The process of properly creating a storage integration has a few back and forth steps, which is essentially creating a long term authentication to Snowflake via the trust policy. The policies attached to the IAM role and the S3 bucket are what defines the authorization.
This step of the migration involves two Snowflake tables. The first is a representation of the data that mirrors what is in S3, an append-only table that contains the operations performed against the original source database, the ‘change table’. The second is reflective of the (mostly) current state of the original source database, the ‘reporting table’, which is the final target for the data in the migration. The pipe, often referred to as Snowpipe in Snowflake marketing materials, is used to keep the change table up to date with the latest data from S3. A pipe is effectively a COPY INTO statement that is listening for changes to data in a stage. As new CDC data lands in S3 from the first step of the migration, S3 object notifications signal the pipe of the new data. Upon receiving a signal, the pipe queues its COPY INTO command for a Snowflake managed warehouse to copy the data into the change table. Charges for the warehouse are billed per second with a small overhead for every 1000 files.
Table Streams keep track of DML changes to a table allowing for action to be taken against the delta. Streams can be queried just like a table can, and the contents of the stream are cleared when queried. The stream on the change table is keeping track of the changes to the change table, which will only be insert operations for this migration, as the data coming from S3 is either the data from the bulk load or the CDC data from the source database.
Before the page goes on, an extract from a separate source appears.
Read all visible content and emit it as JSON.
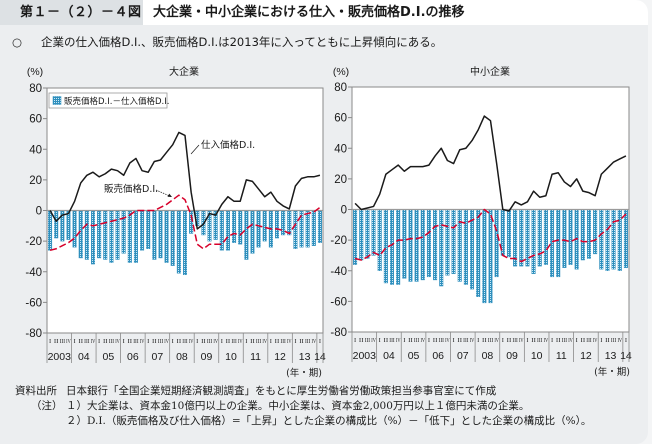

Tasks are scheduled execution of a specified SQL statement. Creation of a task requires providing a warehouse with which the query will execute. The migration for this step uses a task that starts up periodically, checks to see if the stream has any new changes, and executes a MERGE INTO statement to the reporting table.
Together these Snowflake resources work together to take the CDC data as it lands in S3 and reassemble it to a representation that mimics the source, with some degree of latency.